O conformismo permeou o ambiente do Grêmio após o empate por 1 a 1 com o León de Huánuc o, no Peru, pela Copa Libertadores. De Porto Alegre, pela televisão, o presidente do clube, Paulo Odone, parece ter assistido a outro jogo, adotando um discurso agressivo e em tom de insatisfação diante do resultado, indo em direção inversa ao técnico Renato Gaúcho e os dirigentes presentes em Huánuco. As reclamações do mandatário recaíram, principalmente, em relação à qualidade da atuação da equipe como um todo e na vontade demonstrada pelos jogadores em campo.

Odone mostrou preocupação com o futebol apresentado. Ele teme que desse modo o tri da América não seja conquistado. "Assim não se bota faixa na Libertadores", criticou o dirigente em entrevista à "Rádio Gaúcha". "Tem que mudar. O time tem que ter mais determinação e superação".

O presidente mostrou-se insatisfeito com as modificações do treinador, especialmente a efetivada ainda no primeiro tempo, com a saída do volante Fernando e a entrada do atacante Júnior Viçosa .
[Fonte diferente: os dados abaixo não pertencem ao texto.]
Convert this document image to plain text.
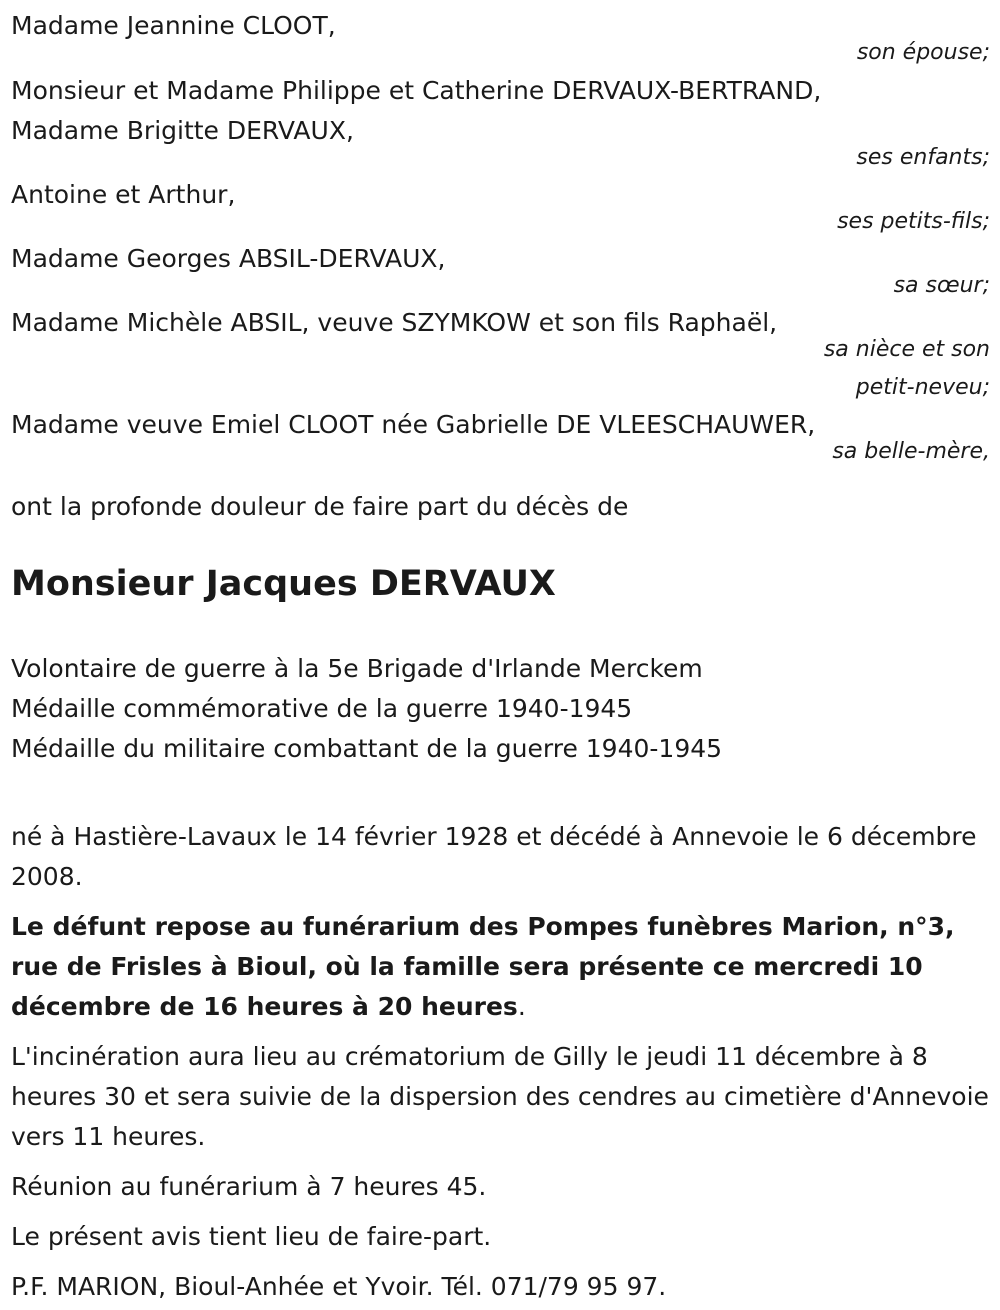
Madame Jeannine CLOOT,
son épouse;
Monsieur et Madame Philippe et Catherine DERVAUX-BERTRAND,
Madame Brigitte DERVAUX,
ses enfants;
Antoine et Arthur,
ses petits-fils;
Madame Georges ABSIL-DERVAUX,
sa sœur;
Madame Michèle ABSIL, veuve SZYMKOW et son fils Raphaël,
sa nièce et son
petit-neveu;
Madame veuve Emiel CLOOT née Gabrielle DE VLEESCHAUWER,
sa belle-mère,
ont la profonde douleur de faire part du décès de
Monsieur Jacques DERVAUX
Volontaire de guerre à la 5e Brigade d'Irlande Merckem
Médaille commémorative de la guerre 1940-1945
Médaille du militaire combattant de la guerre 1940-1945
né à Hastière-Lavaux le 14 février 1928 et décédé à Annevoie le 6 décembre 2008.
Le défunt repose au funérarium des Pompes funèbres Marion, n°3, rue de Frisles à Bioul, où la famille sera présente ce mercredi 10 décembre de 16 heures à 20 heures.
L'incinération aura lieu au crématorium de Gilly le jeudi 11 décembre à 8 heures 30 et sera suivie de la dispersion des cendres au cimetière d'Annevoie vers 11 heures.
Réunion au funérarium à 7 heures 45.
Le présent avis tient lieu de faire-part.
P.F. MARION, Bioul-Anhée et Yvoir. Tél. 071/79 95 97.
As cobranças apareceram de maneira forte e sem papas na língua. A ausência de André Lima , lesionado, e Jonas , negociado no começo do torneio continental, foram rechaçados como possíveis problemas enfrentados pelo elenco. Para preencher o espaço, Renato optou por escalar Carlos Alberto mais adiantado.

"Com esse time que entrou em campo se podia fazer uma partida muito melhor que essa. Não houve a aplicação de outras viradas. O time ficou devendo. Não é problema de reforços", opinou.

A vitória do Junior de Barranquila sobre o Oriente Petrolero , na madrugada de sexta-feira, por 2 a 1 complicou o plano gremista de ser o lidar da chave 2. Os colombianos são os líderes do grupo com 12 pontos e 100% de aproveitamento. O Tricolor é o segundo com sete pontos, faltando duas rodadas para o término da fase.